Session 20260329_211125_cb03eb (cron heartbeat) shows the model successfully called session_search via the tool API. The --jinja flag enables tool calling.

Pitfalls

  1. Without --jinja, tools silently fail. The model outputs tool-call text, agent ignores it, returns the text as the response. No error thrown.
  2. Large context = slow. 65K context on 14B Q4 with full system prompt can take 3+ minutes per turn. Use 8192 for tight loops.
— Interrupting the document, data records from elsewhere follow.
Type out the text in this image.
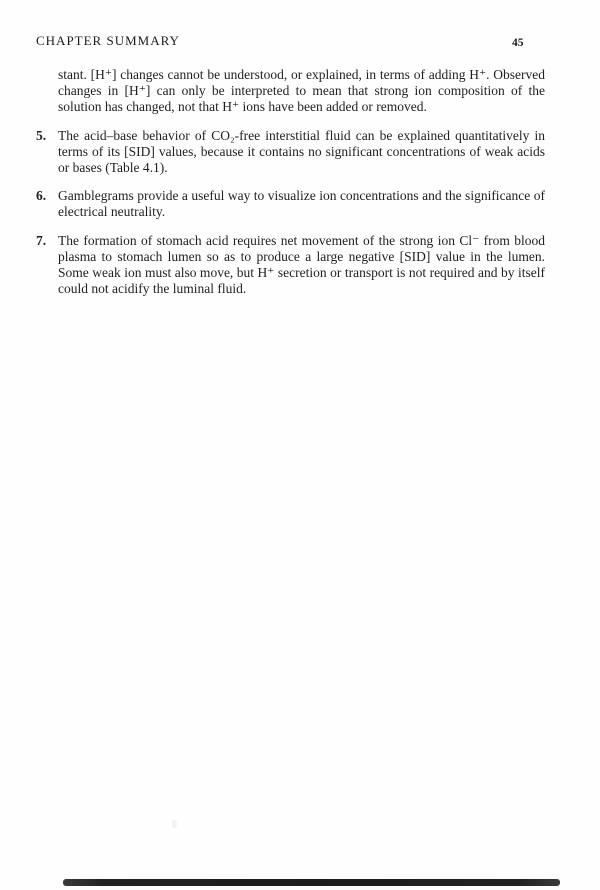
CHAPTER SUMMARY	45

stant. [H⁺] changes cannot be understood, or explained, in terms of adding H⁺. Observed changes in [H⁺] can only be interpreted to mean that strong ion composition of the solution has changed, not that H⁺ ions have been added or removed.

5. The acid–base behavior of CO₂-free interstitial fluid can be explained quantitatively in terms of its [SID] values, because it contains no significant concentrations of weak acids or bases (Table 4.1).
6. Gamblegrams provide a useful way to visualize ion concentrations and the significance of electrical neutrality.
7. The formation of stomach acid requires net movement of the strong ion Cl⁻ from blood plasma to stomach lumen so as to produce a large negative [SID] value in the lumen. Some weak ion must also move, but H⁺ secretion or transport is not required and by itself could not acidify the luminal fluid.
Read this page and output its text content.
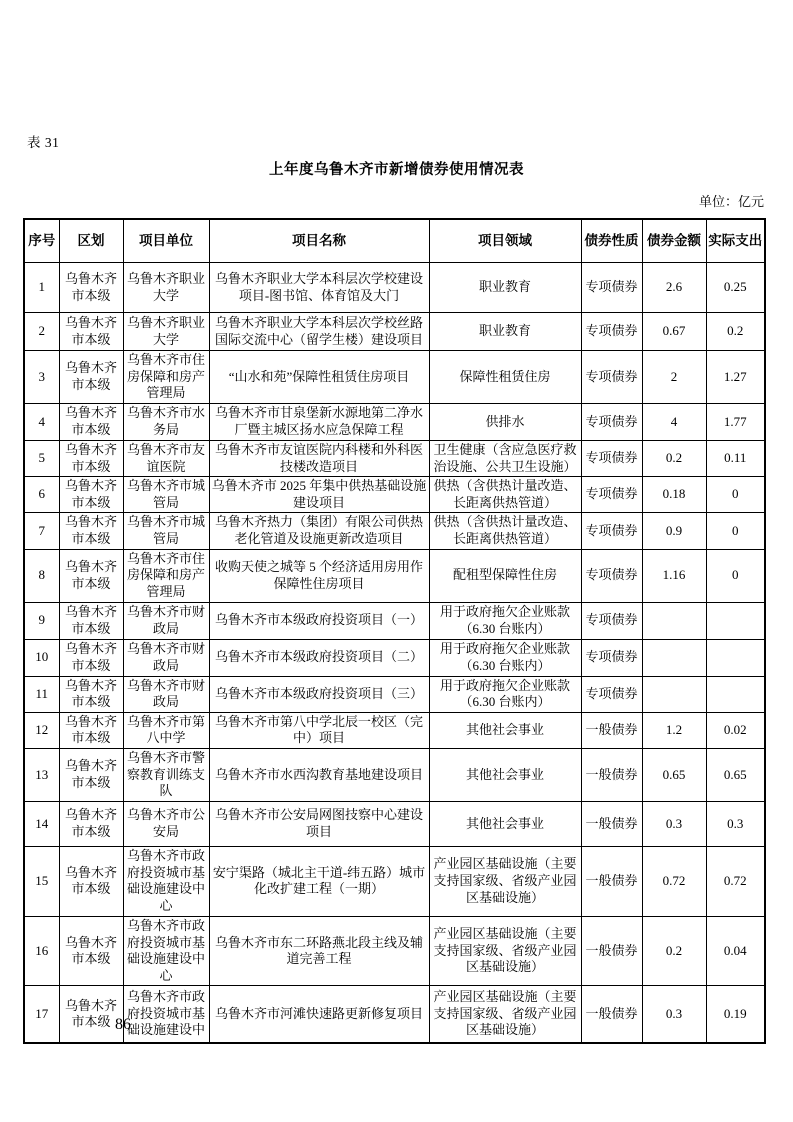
表 31
上年度乌鲁木齐市新增债券使用情况表
单位：亿元
序号	区划	项目单位	项目名称	项目领域	债券性质	债券金额	实际支出
1	乌鲁木齐市本级	乌鲁木齐职业大学	乌鲁木齐职业大学本科层次学校建设项目-图书馆、体育馆及大门	职业教育	专项债券	2.6	0.25
2	乌鲁木齐市本级	乌鲁木齐职业大学	乌鲁木齐职业大学本科层次学校丝路国际交流中心（留学生楼）建设项目	职业教育	专项债券	0.67	0.2
3	乌鲁木齐市本级	乌鲁木齐市住房保障和房产管理局	“山水和苑”保障性租赁住房项目	保障性租赁住房	专项债券	2	1.27
4	乌鲁木齐市本级	乌鲁木齐市水务局	乌鲁木齐市甘泉堡新水源地第二净水厂暨主城区扬水应急保障工程	供排水	专项债券	4	1.77
5	乌鲁木齐市本级	乌鲁木齐市友谊医院	乌鲁木齐市友谊医院内科楼和外科医技楼改造项目	卫生健康（含应急医疗救治设施、公共卫生设施）	专项债券	0.2	0.11
6	乌鲁木齐市本级	乌鲁木齐市城管局	乌鲁木齐市 2025 年集中供热基础设施建设项目	供热（含供热计量改造、长距离供热管道）	专项债券	0.18	0
7	乌鲁木齐市本级	乌鲁木齐市城管局	乌鲁木齐热力（集团）有限公司供热老化管道及设施更新改造项目	供热（含供热计量改造、长距离供热管道）	专项债券	0.9	0
8	乌鲁木齐市本级	乌鲁木齐市住房保障和房产管理局	收购天使之城等 5 个经济适用房用作保障性住房项目	配租型保障性住房	专项债券	1.16	0
9	乌鲁木齐市本级	乌鲁木齐市财政局	乌鲁木齐市本级政府投资项目（一）	用于政府拖欠企业账款（6.30 台账内）	专项债券		
10	乌鲁木齐市本级	乌鲁木齐市财政局	乌鲁木齐市本级政府投资项目（二）	用于政府拖欠企业账款（6.30 台账内）	专项债券		
11	乌鲁木齐市本级	乌鲁木齐市财政局	乌鲁木齐市本级政府投资项目（三）	用于政府拖欠企业账款（6.30 台账内）	专项债券		
12	乌鲁木齐市本级	乌鲁木齐市第八中学	乌鲁木齐市第八中学北辰一校区（完中）项目	其他社会事业	一般债券	1.2	0.02
13	乌鲁木齐市本级	乌鲁木齐市警察教育训练支队	乌鲁木齐市水西沟教育基地建设项目	其他社会事业	一般债券	0.65	0.65
14	乌鲁木齐市本级	乌鲁木齐市公安局	乌鲁木齐市公安局网图技察中心建设项目	其他社会事业	一般债券	0.3	0.3
15	乌鲁木齐市本级	乌鲁木齐市政府投资城市基础设施建设中心	安宁渠路（城北主干道-纬五路）城市化改扩建工程（一期）	产业园区基础设施（主要支持国家级、省级产业园区基础设施）	一般债券	0.72	0.72
16	乌鲁木齐市本级	乌鲁木齐市政府投资城市基础设施建设中心	乌鲁木齐市东二环路燕北段主线及辅道完善工程	产业园区基础设施（主要支持国家级、省级产业园区基础设施）	一般债券	0.2	0.04
17	乌鲁木齐市本级	乌鲁木齐市政府投资城市基础设施建设中	乌鲁木齐市河滩快速路更新修复项目	产业园区基础设施（主要支持国家级、省级产业园区基础设施）	一般债券	0.3	0.19
86
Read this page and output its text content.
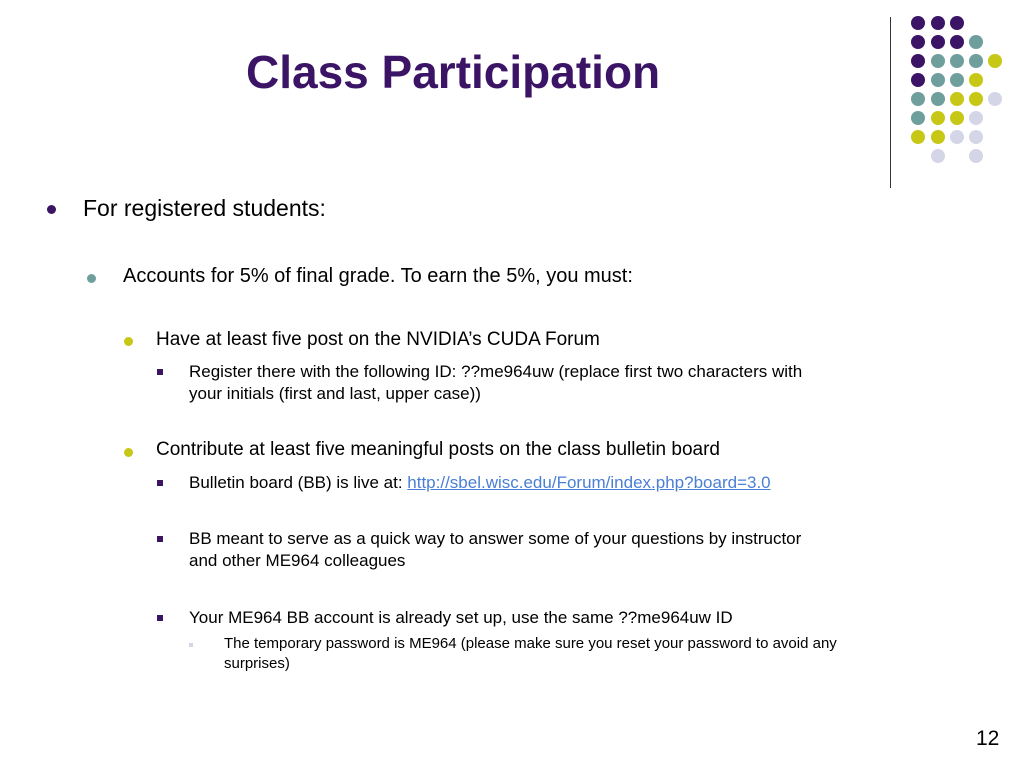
Class Participation
For registered students:
Accounts for 5% of final grade. To earn the 5%, you must:
Have at least five post on the NVIDIA’s CUDA Forum
Register there with the following ID: ??me964uw (replace first two characters with
your initials (first and last, upper case))
Contribute at least five meaningful posts on the class bulletin board
Bulletin board (BB) is live at: http://sbel.wisc.edu/Forum/index.php?board=3.0
BB meant to serve as a quick way to answer some of your questions by instructor
and other ME964 colleagues
Your ME964 BB account is already set up, use the same ??me964uw ID
The temporary password is ME964 (please make sure you reset your password to avoid any
surprises)
12
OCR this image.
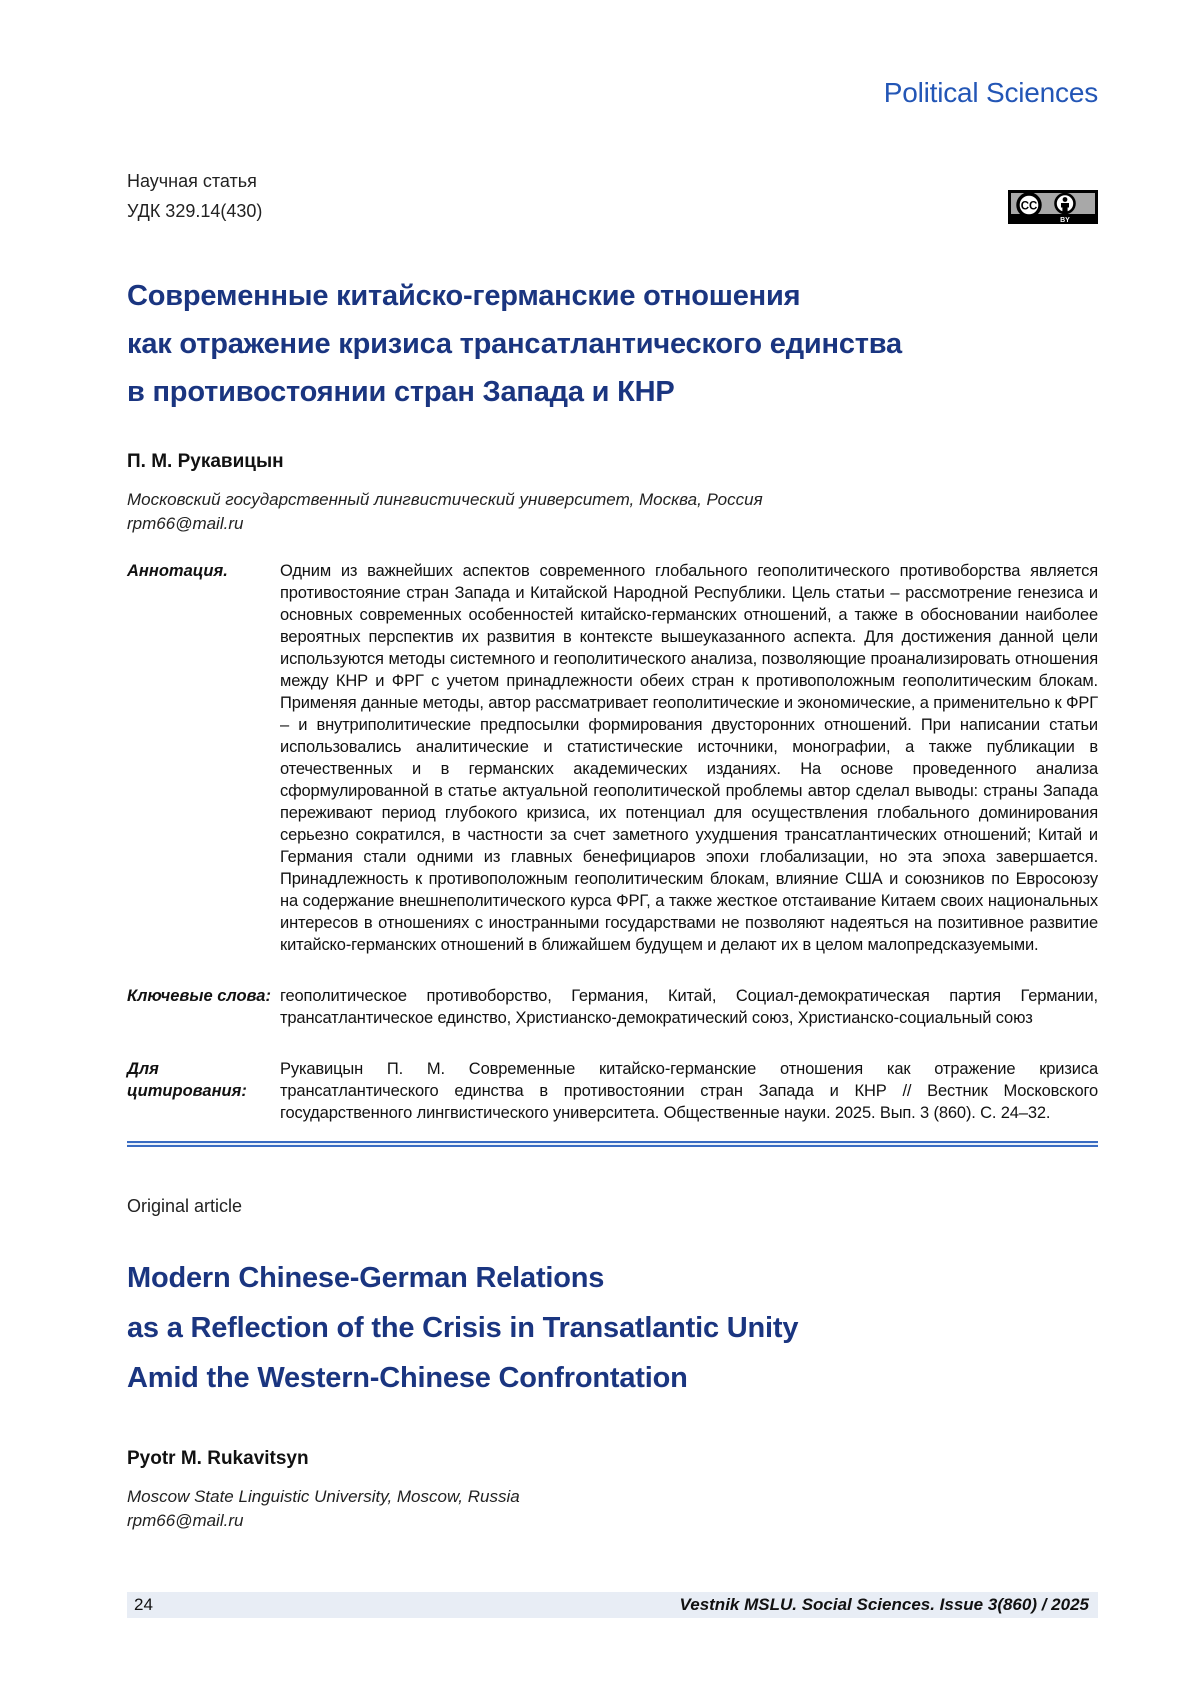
Political Sciences
Научная статья
УДК 329.14(430)	CC
BY
Современные китайско-германские отношения
как отражение кризиса трансатлантического единства
в противостоянии стран Запада и КНР
П. М. Рукавицын
Московский государственный лингвистический университет, Москва, Россия
rpm66@mail.ru
Аннотация.	Одним из важнейших аспектов современного глобального геополитического противоборства является противостояние стран Запада и Китайской Народной Республики. Цель статьи – рассмотрение генезиса и основных современных особенностей китайско-германских отношений, а также в обосновании наиболее вероятных перспектив их развития в контексте вышеуказанного аспекта. Для достижения данной цели используются методы системного и геополитического анализа, позволяющие проанализировать отношения между КНР и ФРГ с учетом принадлежности обеих стран к противоположным геополитическим блокам. Применяя данные методы, автор рассматривает геополитические и экономические, а применительно к ФРГ – и внутриполитические предпосылки формирования двусторонних отношений. При написании статьи использовались аналитические и статистические источники, монографии, а также публикации в отечественных и в германских академических изданиях. На основе проведенного анализа сформулированной в статье актуальной геополитической проблемы автор сделал выводы: страны Запада переживают период глубокого кризиса, их потенциал для осуществления глобального доминирования серьезно сократился, в частности за счет заметного ухудшения трансатлантических отношений; Китай и Германия стали одними из главных бенефициаров эпохи глобализации, но эта эпоха завершается. Принадлежность к противоположным геополитическим блокам, влияние США и союзников по Евросоюзу на содержание внешнеполитического курса ФРГ, а также жесткое отстаивание Китаем своих национальных интересов в отношениях с иностранными государствами не позволяют надеяться на позитивное развитие китайско-германских отношений в ближайшем будущем и делают их в целом малопредсказуемыми.
Ключевые слова: геополитическое противоборство, Германия, Китай, Социал-демократическая партия Германии, трансатлантическое единство, Христианско-демократический союз, Христианско-социальный союз
Для цитирования:
Рукавицын П. М. Современные китайско-германские отношения как отражение кризиса трансатлантического единства в противостоянии стран Запада и КНР // Вестник Московского государственного лингвистического университета. Общественные науки. 2025. Вып. 3 (860). С. 24–32.
Original article
Modern Chinese-German Relations
as a Reflection of the Crisis in Transatlantic Unity
Amid the Western-Chinese Confrontation
Pyotr M. Rukavitsyn
Moscow State Linguistic University, Moscow, Russia
rpm66@mail.ru
24	Vestnik MSLU. Social Sciences. Issue 3(860) / 2025
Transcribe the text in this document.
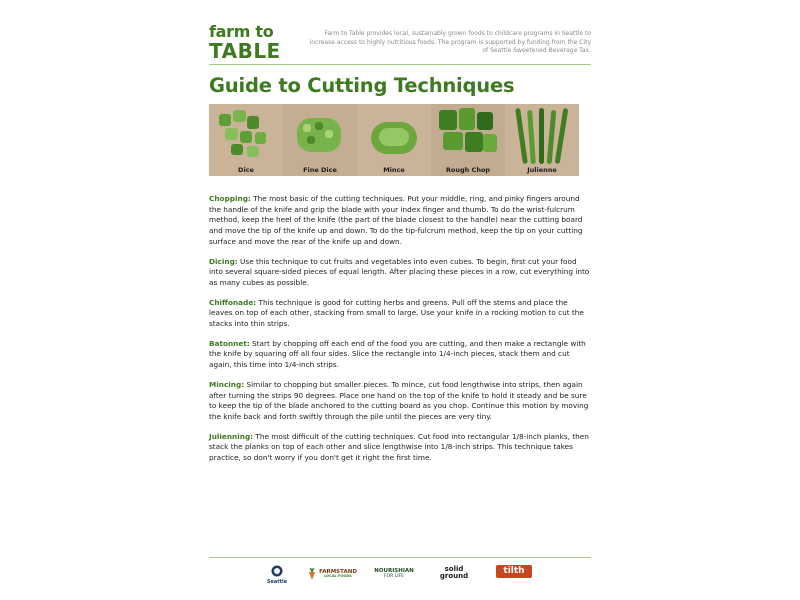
farm to
TABLE
Farm to Table provides local, sustainably grown foods to childcare programs in Seattle to increase access to highly nutritious foods. The program is supported by funding from the City of Seattle Sweetened Beverage Tax.
Guide to Cutting Techniques
Dice	Fine Dice	Mince	Rough Chop	Julienne

Chopping: The most basic of the cutting techniques. Put your middle, ring, and pinky fingers around the handle of the knife and grip the blade with your index finger and thumb. To do the wrist-fulcrum method, keep the heel of the knife (the part of the blade closest to the handle) near the cutting board and move the tip of the knife up and down. To do the tip-fulcrum method, keep the tip on your cutting surface and move the rear of the knife up and down.

Dicing: Use this technique to cut fruits and vegetables into even cubes. To begin, first cut your food into several square-sided pieces of equal length. After placing these pieces in a row, cut everything into as many cubes as possible.

Chiffonade: This technique is good for cutting herbs and greens. Pull off the stems and place the leaves on top of each other, stacking from small to large. Use your knife in a rocking motion to cut the stacks into thin strips.

Batonnet: Start by chopping off each end of the food you are cutting, and then make a rectangle with the knife by squaring off all four sides. Slice the rectangle into 1/4-inch pieces, stack them and cut again, this time into 1/4-inch strips.

Mincing: Similar to chopping but smaller pieces. To mince, cut food lengthwise into strips, then again after turning the strips 90 degrees. Place one hand on the top of the knife to hold it steady and be sure to keep the tip of the blade anchored to the cutting board as you chop. Continue this motion by moving the knife back and forth swiftly through the pile until the pieces are very tiny.

Julienning: The most difficult of the cutting techniques. Cut food into rectangular 1/8-inch planks, then stack the planks on top of each other and slice lengthwise into 1/8-inch strips. This technique takes practice, so don't worry if you don't get it right the first time.

Seattle
FARMSTAND
LOCAL FOODS
NOURISHIAN
FOR LIFE
solid
ground	tilth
  3. -np 4 silently starves slots. llama-server defaults to n_parallel = auto (usually 4). With -c 8192, each slot gets only 2048 tokens. Tool schemas + system prompt exceed that. The request hangs with n_decoded: 0 and no error. Always use -np 1 for tool-calling workloads unless you've verified per-slot context is sufficient.
  4. Custom provider CLI. --provider custom is not a valid CLI arg. Use env vars: OPENAI_BASE_URL=http://localhost:8081/v1 OPENAI_API_KEY=none hermes chat ...
  5. System python on macOS is 3.9. Use the venv python (~/.hermes/hermes-agent/venv/bin/python3) for scripts that use 3.10+ syntax like X | None.
  6. Cron jobs may inherit cloud config. If model=null in a cron job, it inherits the default. After cutting to local, verify all cron jobs have explicit local model/provider.
  7. Gemini fallback may still be active. Check fallback_model in config.yaml — it may silently route to cloud when local times out.
  8. OpenClaw model routing is separate. Even if Hermes config points local, OpenClaw may still route Telegram DMs to cloud. Check with openclaw models status --json.